Печаль была в оранжевом струящемся платье за ужином, сияла весь вечер, танцуя со старшим сыном Бейрама, Шаром, притворяясь, что смущена, когда Бейрам сказал, как хорошо они танцевали.
Она сомневалась, ведь они родились при правлении Харуна, и они впервые вообще танцевали на публике. Иррис поспешила научить Печаль по книгам, и Печаль полагала по напряженной спине Шара, что и он получил указания. Его движения были идеальными, но скованными, словно он сосредоточился на танце. Дважды она слышала, как Шар считает шаги, хмурясь сосредоточенно, и она подозревала, что была не лучше.

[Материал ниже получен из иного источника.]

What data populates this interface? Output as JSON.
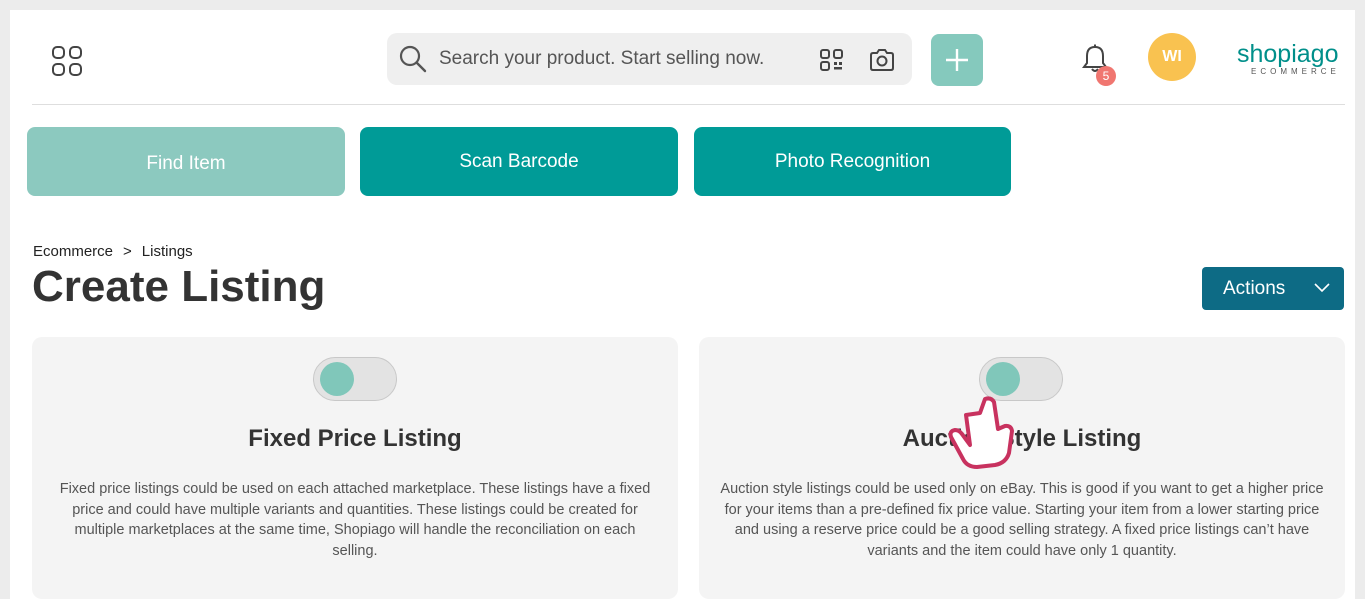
{
  "header": {
    "search": {
      "placeholder": "Search your product. Start selling now."
    },
    "notifications": {
      "count": "5"
    },
    "avatar": {
      "initials": "WI",
      "color": "#f9c250"
    },
    "logo": {
      "word": "shopiago",
      "sub": "ECOMMERCE"
    }
  },
  "modes": [
    {
      "label": "Find Item",
      "state": "selected",
      "color": "#8cc9bf"
    },
    {
      "label": "Scan Barcode",
      "color": "#009b97"
    },
    {
      "label": "Photo Recognition",
      "color": "#009b97"
    }
  ],
  "breadcrumb": {
    "items": [
      "Ecommerce",
      "Listings"
    ],
    "separator": ">"
  },
  "page": {
    "title": "Create Listing"
  },
  "actions": {
    "label": "Actions"
  },
  "cards": [
    {
      "title": "Fixed Price Listing",
      "description": "Fixed price listings could be used on each attached marketplace. These listings have a fixed price and could have multiple variants and quantities. These listings could be created for multiple marketplaces at the same time, Shopiago will handle the reconciliation on each selling.",
      "toggle": "off"
    },
    {
      "title": "Auction Style Listing",
      "description": "Auction style listings could be used only on eBay. This is good if you want to get a higher price for your items than a pre-defined fix price value. Starting your item from a lower starting price and using a reserve price could be a good selling strategy. A fixed price listings can’t have variants and the item could have only 1 quantity.",
      "toggle": "off"
    }
  ],
  "icons": {
    "apps": "grid-icon",
    "search": "search-icon",
    "qr": "qr-code-icon",
    "camera": "camera-icon",
    "add": "plus-icon",
    "bell": "bell-icon",
    "chevron": "chevron-down-icon",
    "pointer": "hand-pointer-cursor-icon"
  },
  "colors": {
    "teal": "#009b97",
    "teal_light": "#8cc9bf",
    "actions": "#0d6b85",
    "badge": "#f07670",
    "pointer": "#c8325f"
  }
}
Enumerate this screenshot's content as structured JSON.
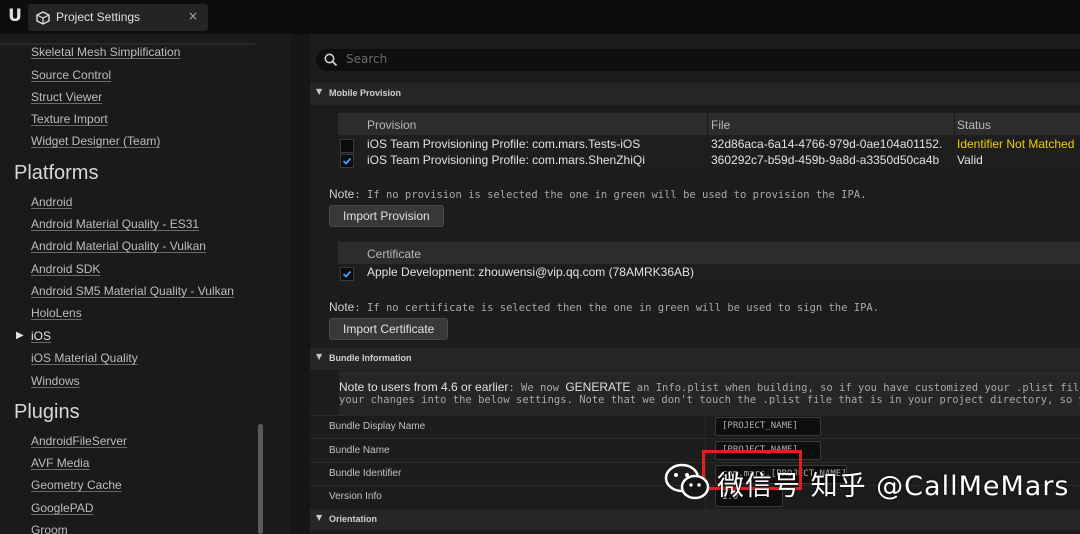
{
  "window": {
    "tab_title": "Project Settings",
    "close_glyph": "×"
  },
  "sidebar": {
    "top_items": [
      "Skeletal Mesh Simplification",
      "Source Control",
      "Struct Viewer",
      "Texture Import",
      "Widget Designer (Team)"
    ],
    "platforms_heading": "Platforms",
    "platforms": [
      "Android",
      "Android Material Quality - ES31",
      "Android Material Quality - Vulkan",
      "Android SDK",
      "Android SM5 Material Quality - Vulkan",
      "HoloLens",
      "iOS",
      "iOS Material Quality",
      "Windows"
    ],
    "selected_platform": "iOS",
    "plugins_heading": "Plugins",
    "plugins": [
      "AndroidFileServer",
      "AVF Media",
      "Geometry Cache",
      "GooglePAD",
      "Groom"
    ]
  },
  "search": {
    "placeholder": "Search"
  },
  "mobile_provision": {
    "section_title": "Mobile Provision",
    "columns": [
      "Provision",
      "File",
      "Status"
    ],
    "rows": [
      {
        "checked": false,
        "provision": "iOS Team Provisioning Profile: com.mars.Tests-iOS",
        "file": "32d86aca-6a14-4766-979d-0ae104a01152.",
        "status": "Identifier Not Matched",
        "status_color": "#f0d000"
      },
      {
        "checked": true,
        "provision": "iOS Team Provisioning Profile: com.mars.ShenZhiQi",
        "file": "360292c7-b59d-459b-9a8d-a3350d50ca4b",
        "status": "Valid",
        "status_color": "#e2e2e2"
      }
    ],
    "note_label": "Note",
    "note_text": ": If no provision is selected the one in green will be used to provision the IPA.",
    "import_button": "Import Provision"
  },
  "certificate": {
    "column": "Certificate",
    "rows": [
      {
        "checked": true,
        "name": "Apple Development: zhouwensi@vip.qq.com (78AMRK36AB)"
      }
    ],
    "note_label": "Note",
    "note_text": ": If no certificate is selected then the one in green will be used to sign the IPA.",
    "import_button": "Import Certificate"
  },
  "bundle_info": {
    "section_title": "Bundle Information",
    "note_strong": "Note to users from 4.6 or earlier",
    "note_line1": ": We now ",
    "note_generate": "GENERATE",
    "note_line1_rest": " an Info.plist when building, so if you have customized your .plist file, y",
    "note_line2": "your changes into the below settings. Note that we don't touch the .plist file that is in your project directory, so you",
    "fields": [
      {
        "label": "Bundle Display Name",
        "value": "[PROJECT_NAME]"
      },
      {
        "label": "Bundle Name",
        "value": "[PROJECT_NAME]"
      },
      {
        "label": "Bundle Identifier",
        "value": "com.mars.[PROJECT_NAME]"
      },
      {
        "label": "Version Info",
        "value": "1.0"
      }
    ]
  },
  "orientation": {
    "section_title": "Orientation"
  },
  "watermark": {
    "text": "微信号  知乎 @CallMeMars"
  },
  "colors": {
    "accent_check": "#4aa0ff",
    "warning": "#f0d000",
    "highlight_box": "#e02020"
  }
}
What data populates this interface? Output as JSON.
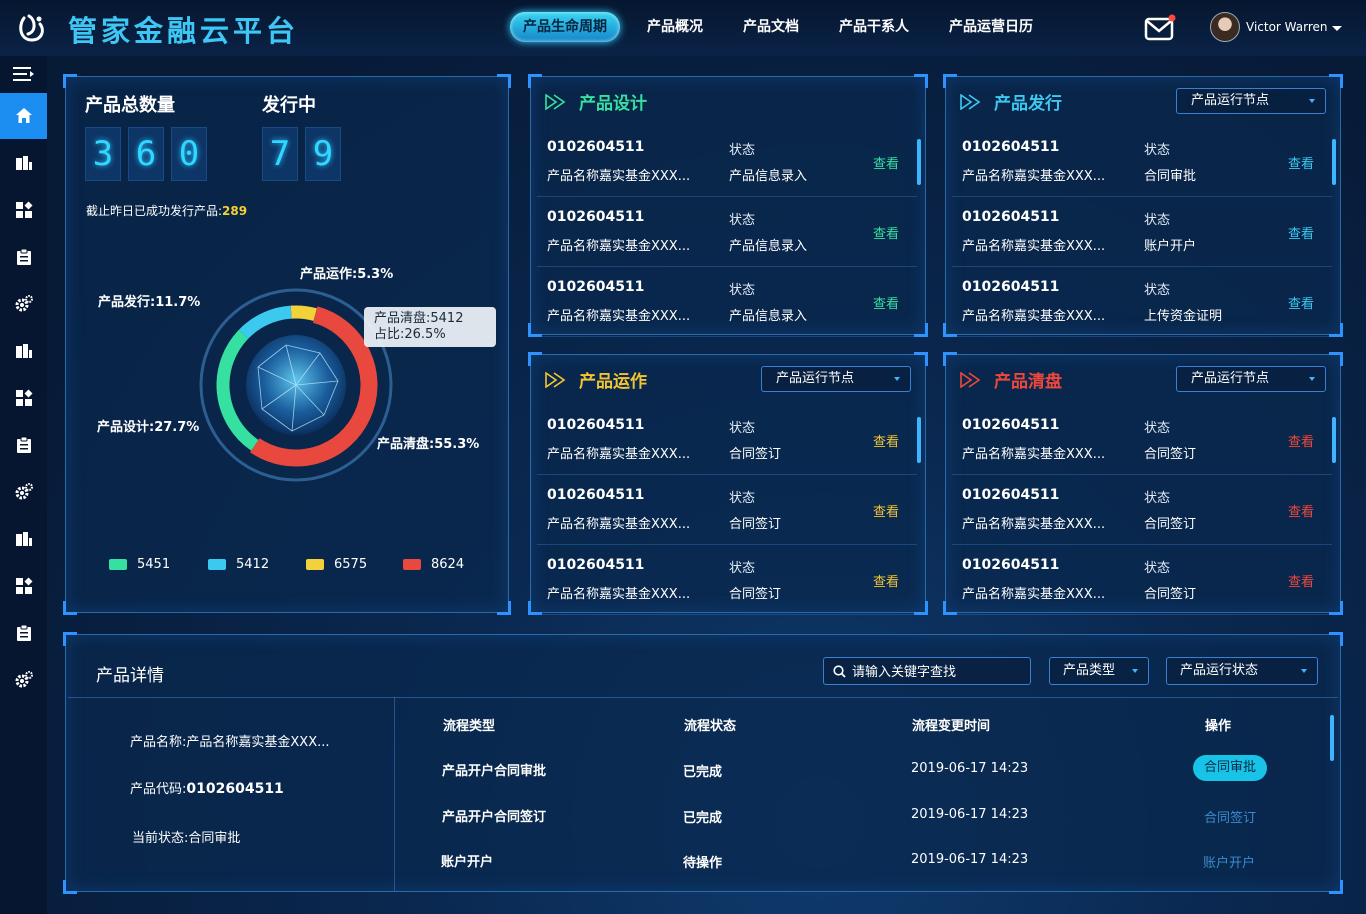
{
  "app": {
    "title": "管家金融云平台"
  },
  "nav": [
    {
      "label": "产品生命周期",
      "active": true
    },
    {
      "label": "产品概况"
    },
    {
      "label": "产品文档"
    },
    {
      "label": "产品干系人"
    },
    {
      "label": "产品运营日历"
    }
  ],
  "user": {
    "name": "Victor Warren"
  },
  "summary": {
    "total_label": "产品总数量",
    "total_digits": [
      "3",
      "6",
      "0"
    ],
    "issuing_label": "发行中",
    "issuing_digits": [
      "7",
      "9"
    ],
    "issued_note": "截止昨日已成功发行产品:",
    "issued_count": "289"
  },
  "chart_data": {
    "type": "pie",
    "categories": [
      "产品设计",
      "产品发行",
      "产品运作",
      "产品清盘"
    ],
    "values": [
      27.7,
      11.7,
      5.3,
      55.3
    ],
    "labels": [
      "产品设计:27.7%",
      "产品发行:11.7%",
      "产品运作:5.3%",
      "产品清盘:55.3%"
    ],
    "legend_values": [
      "5451",
      "5412",
      "6575",
      "8624"
    ],
    "colors": [
      "#36e0a0",
      "#3cc9f0",
      "#f3d13a",
      "#e8483d"
    ],
    "tooltip": {
      "line1": "产品清盘:5412",
      "line2": "占比:26.5%"
    }
  },
  "panels": [
    {
      "title": "产品设计",
      "color": "#36e0a0",
      "has_select": false,
      "rows": [
        {
          "code": "0102604511",
          "name": "产品名称嘉实基金XXX...",
          "status_label": "状态",
          "status": "产品信息录入",
          "action": "查看"
        },
        {
          "code": "0102604511",
          "name": "产品名称嘉实基金XXX...",
          "status_label": "状态",
          "status": "产品信息录入",
          "action": "查看"
        },
        {
          "code": "0102604511",
          "name": "产品名称嘉实基金XXX...",
          "status_label": "状态",
          "status": "产品信息录入",
          "action": "查看"
        }
      ]
    },
    {
      "title": "产品发行",
      "color": "#3cc9f0",
      "has_select": true,
      "select": "产品运行节点",
      "rows": [
        {
          "code": "0102604511",
          "name": "产品名称嘉实基金XXX...",
          "status_label": "状态",
          "status": "合同审批",
          "action": "查看"
        },
        {
          "code": "0102604511",
          "name": "产品名称嘉实基金XXX...",
          "status_label": "状态",
          "status": "账户开户",
          "action": "查看"
        },
        {
          "code": "0102604511",
          "name": "产品名称嘉实基金XXX...",
          "status_label": "状态",
          "status": "上传资金证明",
          "action": "查看"
        }
      ]
    },
    {
      "title": "产品运作",
      "color": "#f3c531",
      "has_select": true,
      "select": "产品运行节点",
      "rows": [
        {
          "code": "0102604511",
          "name": "产品名称嘉实基金XXX...",
          "status_label": "状态",
          "status": "合同签订",
          "action": "查看"
        },
        {
          "code": "0102604511",
          "name": "产品名称嘉实基金XXX...",
          "status_label": "状态",
          "status": "合同签订",
          "action": "查看"
        },
        {
          "code": "0102604511",
          "name": "产品名称嘉实基金XXX...",
          "status_label": "状态",
          "status": "合同签订",
          "action": "查看"
        }
      ]
    },
    {
      "title": "产品清盘",
      "color": "#f0473c",
      "has_select": true,
      "select": "产品运行节点",
      "rows": [
        {
          "code": "0102604511",
          "name": "产品名称嘉实基金XXX...",
          "status_label": "状态",
          "status": "合同签订",
          "action": "查看"
        },
        {
          "code": "0102604511",
          "name": "产品名称嘉实基金XXX...",
          "status_label": "状态",
          "status": "合同签订",
          "action": "查看"
        },
        {
          "code": "0102604511",
          "name": "产品名称嘉实基金XXX...",
          "status_label": "状态",
          "status": "合同签订",
          "action": "查看"
        }
      ]
    }
  ],
  "detail": {
    "title": "产品详情",
    "search_placeholder": "请输入关键字查找",
    "type_select": "产品类型",
    "status_select": "产品运行状态",
    "name_label": "产品名称:",
    "name_value": "产品名称嘉实基金XXX...",
    "code_label": "产品代码:",
    "code_value": "0102604511",
    "state_label": "当前状态:",
    "state_value": "合同审批",
    "columns": [
      "流程类型",
      "流程状态",
      "流程变更时间",
      "操作"
    ],
    "rows": [
      {
        "type": "产品开户合同审批",
        "state": "已完成",
        "time": "2019-06-17  14:23",
        "op": "合同审批",
        "op_active": true
      },
      {
        "type": "产品开户合同签订",
        "state": "已完成",
        "time": "2019-06-17  14:23",
        "op": "合同签订",
        "op_active": false
      },
      {
        "type": "账户开户",
        "state": "待操作",
        "time": "2019-06-17  14:23",
        "op": "账户开户",
        "op_active": false
      }
    ]
  }
}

Печаль пила и ела все, что ставили перед ней, игнорируя то, как ее мутило от страха, и как она презирала себя, принимая поздравления и похвалу. Она не слушала сердце, вела себя так, словно не переживала, и ее поведение было заразительным, комната была полна смеха и болтовни, все питались энергией, которую она навязывала окружающим.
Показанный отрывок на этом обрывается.